Hamilelikte nabız normalden 10 ila 15 fazlası kadar artabilir. Ancak arter kan basıncı biraz düşmektedir. Bu hamilelikte arterioskleroz riskini düşürür diyebiliriz. Ancak hamilelikte ateroskleroz görüldüğü zaman risklidir. Bebeği besleyen damarlarda oluşan tıkanıklıklar önemli problemlere yol açabilir. Bu sebeple riskli durumlar var ise gebelikten öncesinde gerekli iyi gelen durumlar uygulanmalıdır. Beslenme ve kilo düzenli olmalıdır.

Ateroskleroz için Hangi Doktora Gidilmeli?

Eğer ateroskleroz belirtileri sizde varsa ya da risk faktörlerine sahipseniz kontrol olmak amacıyla kalp ve damar cerrahisi bölümüne ya da kardiyoloji bölümüne gitmelisiniz. Damar sertliği çeşitlerine göre farklı belirtiler gösterebilir. Açıklanamayan yorgunluk, ağrı, öksürük, düşme, iştahsızlık, nefes almada sorunlar gibi belirtiler yaşayabilirsiniz.

 Yukarıda sayılan belirtiler de bunlara dahildir. Bu durumda zaman kaybetmeden doktora gitmek gerekir.

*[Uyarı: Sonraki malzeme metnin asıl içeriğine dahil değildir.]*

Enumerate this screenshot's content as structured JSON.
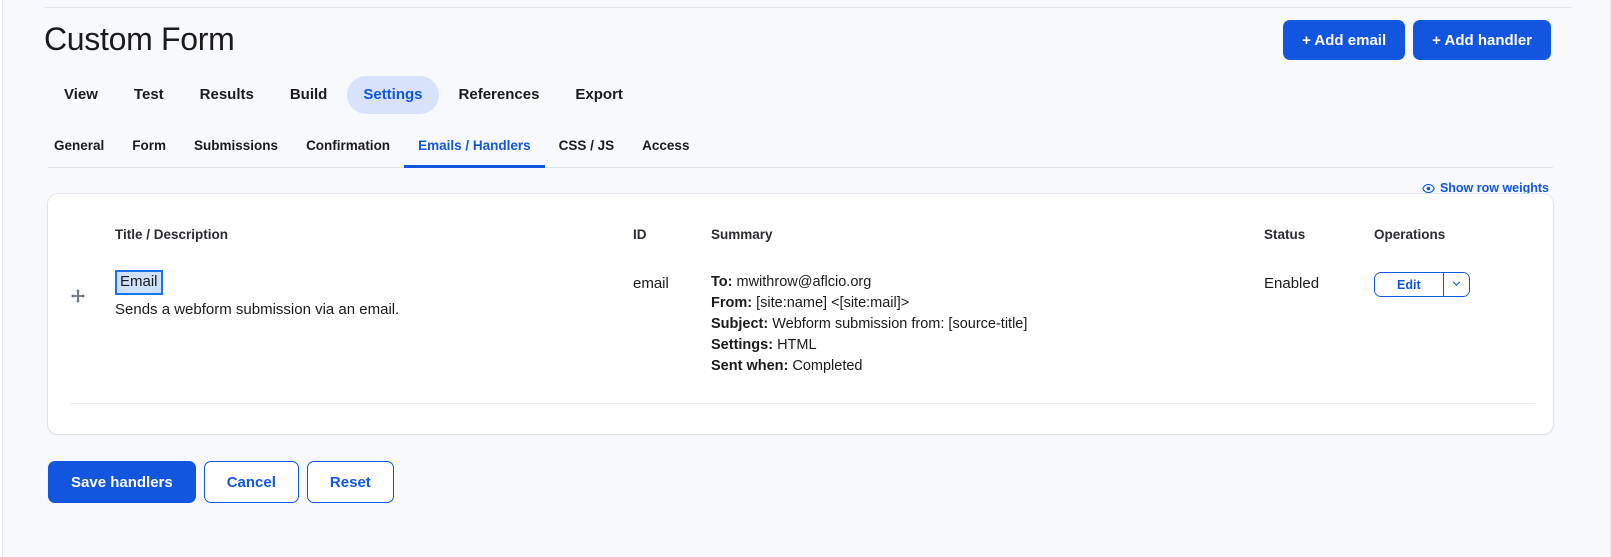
{
  "header": {
    "title": "Custom Form",
    "actions": [
      {
        "label": "+ Add email",
        "name": "add-email-button"
      },
      {
        "label": "+ Add handler",
        "name": "add-handler-button"
      }
    ]
  },
  "primary_tabs": [
    {
      "label": "View",
      "active": false
    },
    {
      "label": "Test",
      "active": false
    },
    {
      "label": "Results",
      "active": false
    },
    {
      "label": "Build",
      "active": false
    },
    {
      "label": "Settings",
      "active": true
    },
    {
      "label": "References",
      "active": false
    },
    {
      "label": "Export",
      "active": false
    }
  ],
  "secondary_tabs": [
    {
      "label": "General",
      "active": false
    },
    {
      "label": "Form",
      "active": false
    },
    {
      "label": "Submissions",
      "active": false
    },
    {
      "label": "Confirmation",
      "active": false
    },
    {
      "label": "Emails / Handlers",
      "active": true
    },
    {
      "label": "CSS / JS",
      "active": false
    },
    {
      "label": "Access",
      "active": false
    }
  ],
  "show_row_weights": {
    "label": "Show row weights",
    "icon": "eye-icon"
  },
  "table": {
    "columns": {
      "title": "Title / Description",
      "id": "ID",
      "summary": "Summary",
      "status": "Status",
      "operations": "Operations"
    },
    "rows": [
      {
        "handle_icon": "move-handle-icon",
        "title": "Email",
        "description": "Sends a webform submission via an email.",
        "id": "email",
        "summary": [
          {
            "label": "To:",
            "value": "mwithrow@aflcio.org"
          },
          {
            "label": "From:",
            "value": "[site:name] <[site:mail]>"
          },
          {
            "label": "Subject:",
            "value": "Webform submission from: [source-title]"
          },
          {
            "label": "Settings:",
            "value": "HTML"
          },
          {
            "label": "Sent when:",
            "value": "Completed"
          }
        ],
        "status": "Enabled",
        "operations": {
          "primary_label": "Edit",
          "toggle_icon": "chevron-down-icon"
        }
      }
    ]
  },
  "footer_actions": [
    {
      "label": "Save handlers",
      "style": "primary",
      "name": "save-handlers-button"
    },
    {
      "label": "Cancel",
      "style": "outline",
      "name": "cancel-button"
    },
    {
      "label": "Reset",
      "style": "outline",
      "name": "reset-button"
    }
  ],
  "colors": {
    "accent": "#1256e0",
    "active_pill_bg": "#d8e3fb",
    "selection_bg": "#cfe0fb",
    "selection_border": "#1a73e8",
    "page_bg": "#f7f9fc",
    "card_bg": "#ffffff",
    "text": "#1b1b1d"
  }
}
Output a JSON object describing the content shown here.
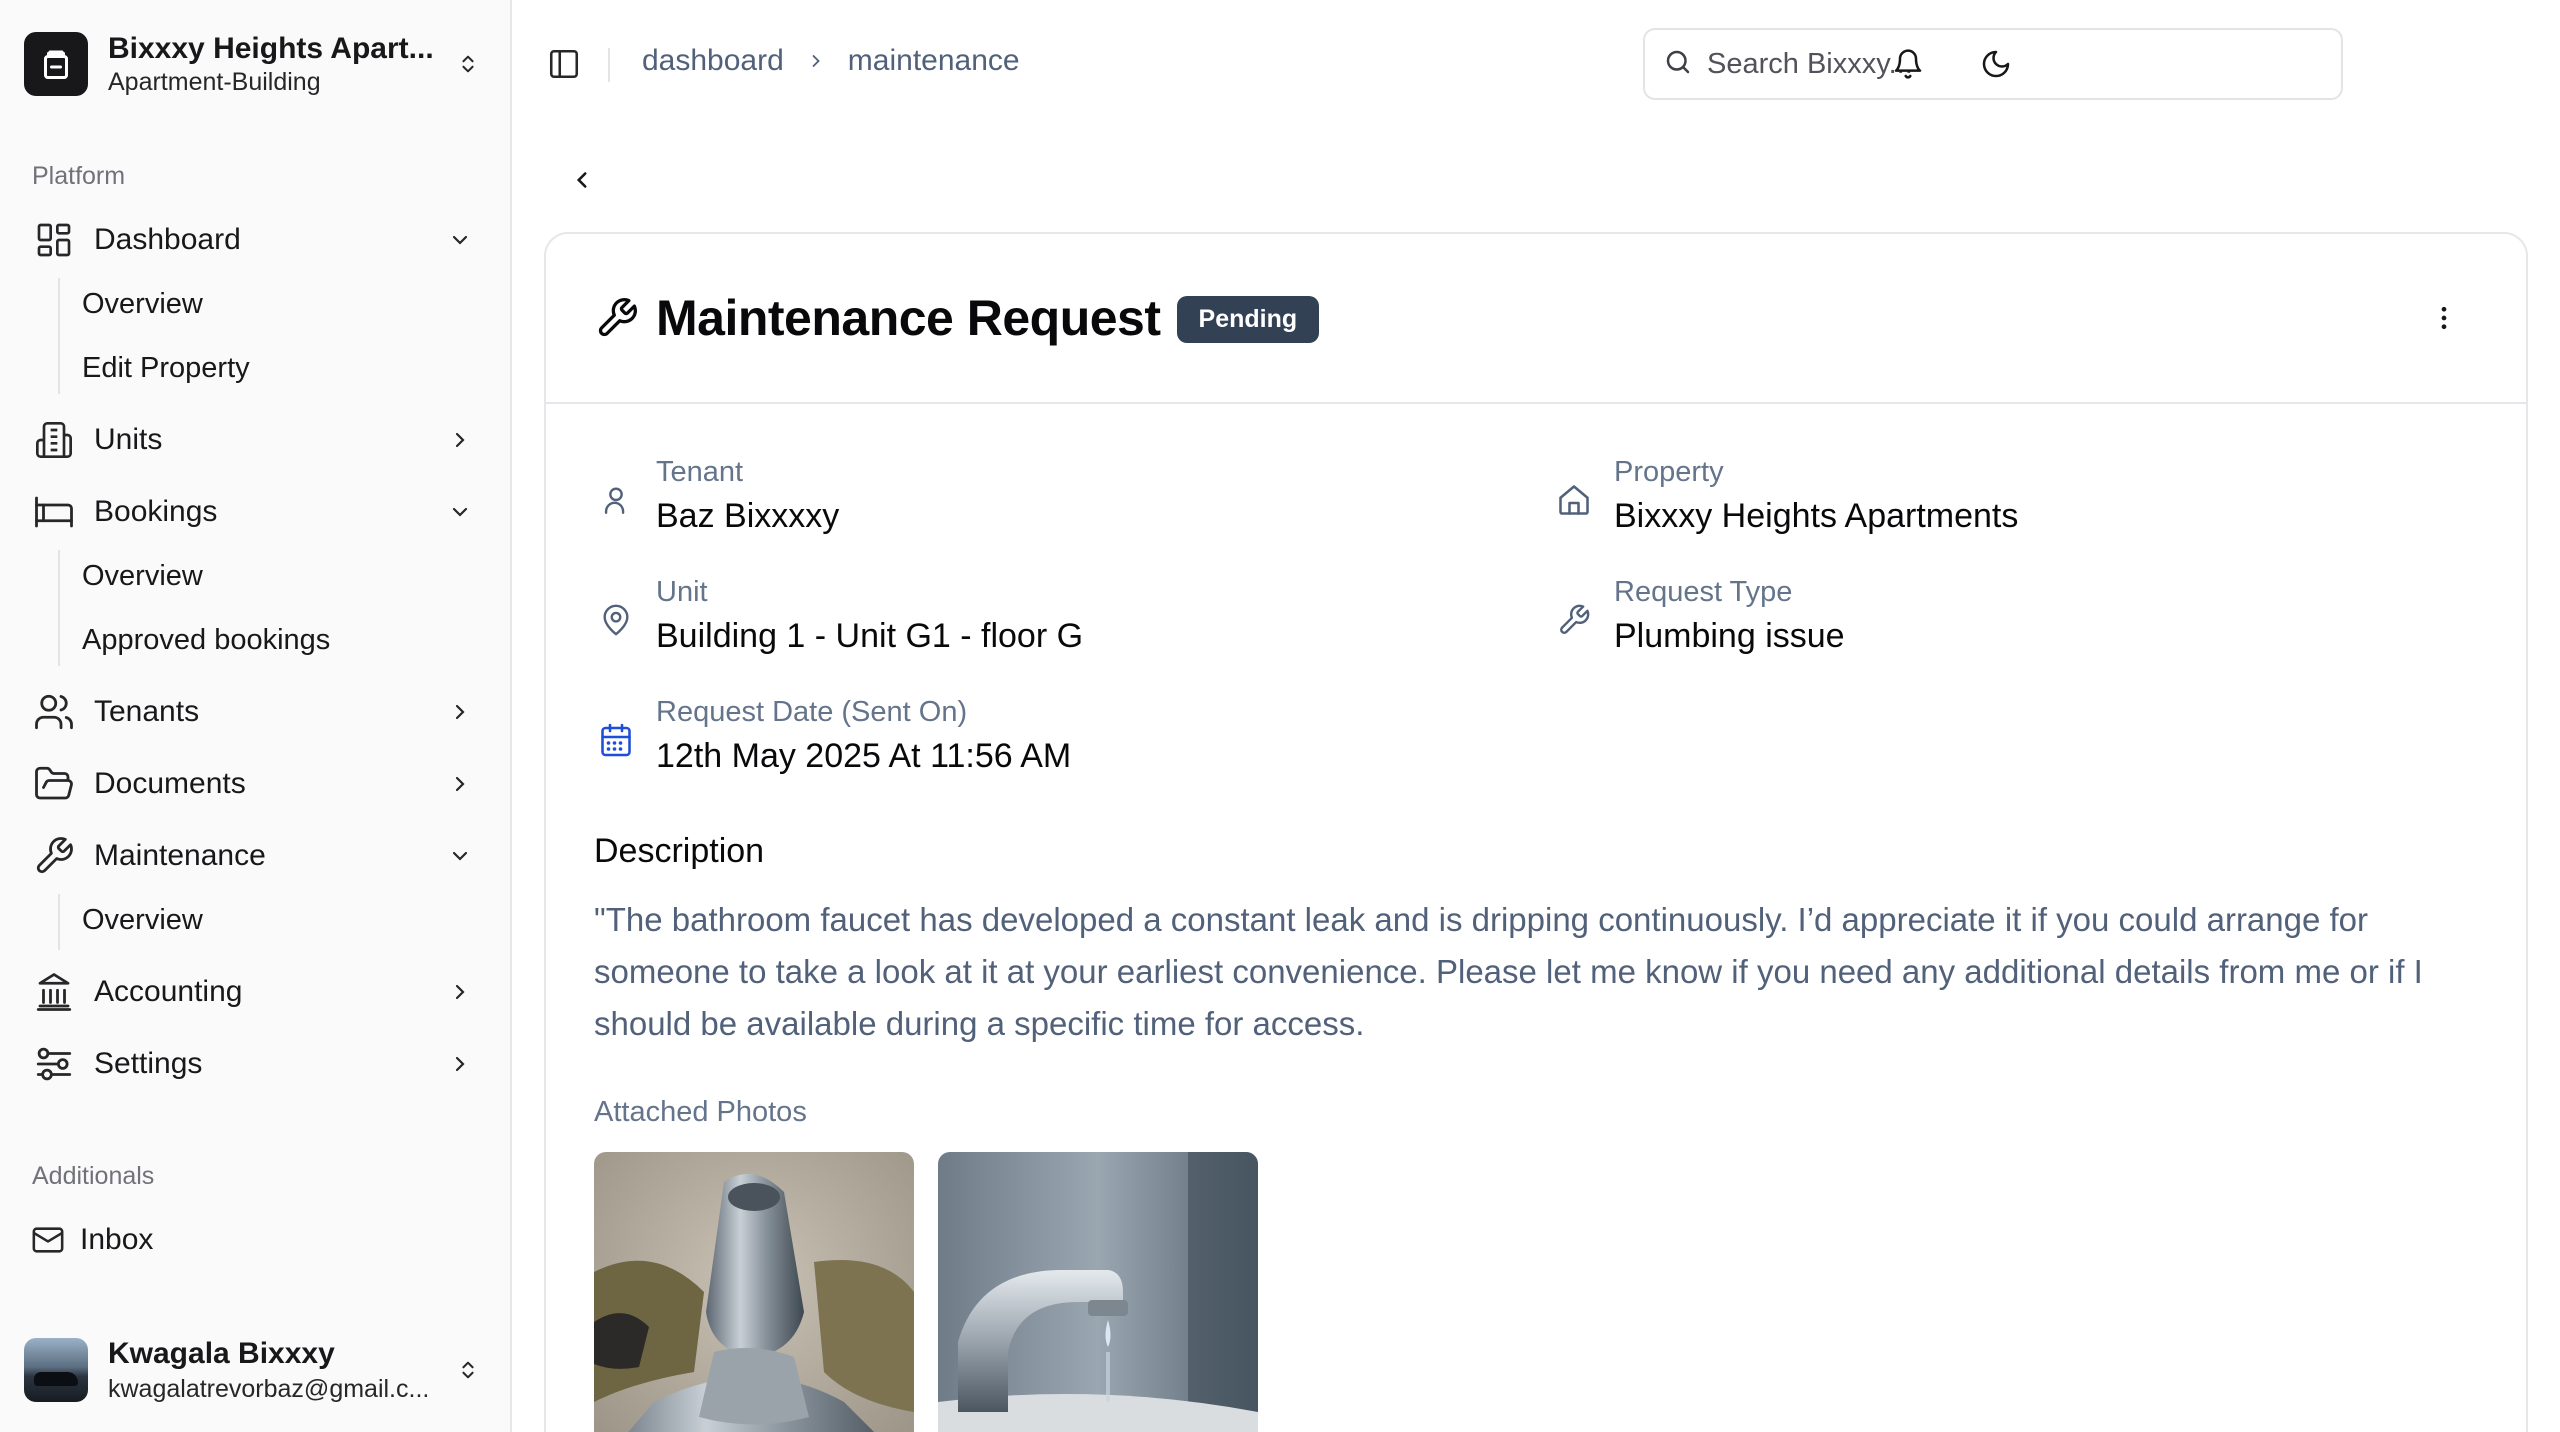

Makaleyi faydalı buldun mu?
0
0
Makeleyi Paylaşın

Ateroskleroz ile İlgili Sıkça Sorulan Sorular

Ateroskleroz Nasıl Anlaşılır?

Bazı belirtiler aterosklerozda önemlidir ve bu hastalığın belirtisidir. Bunlar yorgunluk, baş dönmesi, baygınlık, denge kayıpları, egzersizle aşırı ağrı, nefes almada sıkıntılar, özellikle tek taraflı görülen felçler, göğüs ağrısı, iştahsızlık, ellerde ve ayaklarda uyuşukluk gibi belirtilerdir. Bunların haricinde tıkanan damarın kan ilettiği damara göre de bazı bulgular olabilir. Özellikle kalbi etkilediği zaman kalp hastalıkları ve kalp krizi görülebilir. Böbrek damarlarını tuttuğu zaman uzun dönemde kronik böbrek hastalığına yol açabilir ki bu da idrar çıkışının azalmasıyla anlaşılır.

Stj. Dr. Ömer Özdemir

Ateroskleroz Hangi Organları Etkiler?

Ateroskleroz hangi damarda plak oluştuğuna göre etkilediği organ da değişir. Hemen hemen her organı etkileyebilir. Ama özellikle beyin, kalp ve böbreğin damarlarını tuttuğu zaman daha büyük problemlere neden olur.

Stj. Dr. Ömer Özdemir

Aterosklerozun Tedavisi Nasıldır?

Aterosklerozda üç türlü tedavi vardır. Bunların ilki yaşam tarzı değişiklikleridir ki bunun içerisinde özellikle sağlıklı beslenme vardır. Kişi kilolu ise sağlıklı şekilde kilo vermesi gerekir, yağlı ve şekerli besinleri azaltarak meyve ve sebzeden zengin bir diyete geçmelidir. Bunun yanında sigara ve alkol kullanıyorsa bunları bırakması gerekir. İkinci tür tedavide ilaçlar vardır. İlaçların amacı genel olarak tansiyonu azaltmak ve pıhtı oluşumunu engellemektir. Eğer bu yöntemlerle plak oluşumu önlenemiyorsa son olarak ameliyat ile tedaviye geçilir.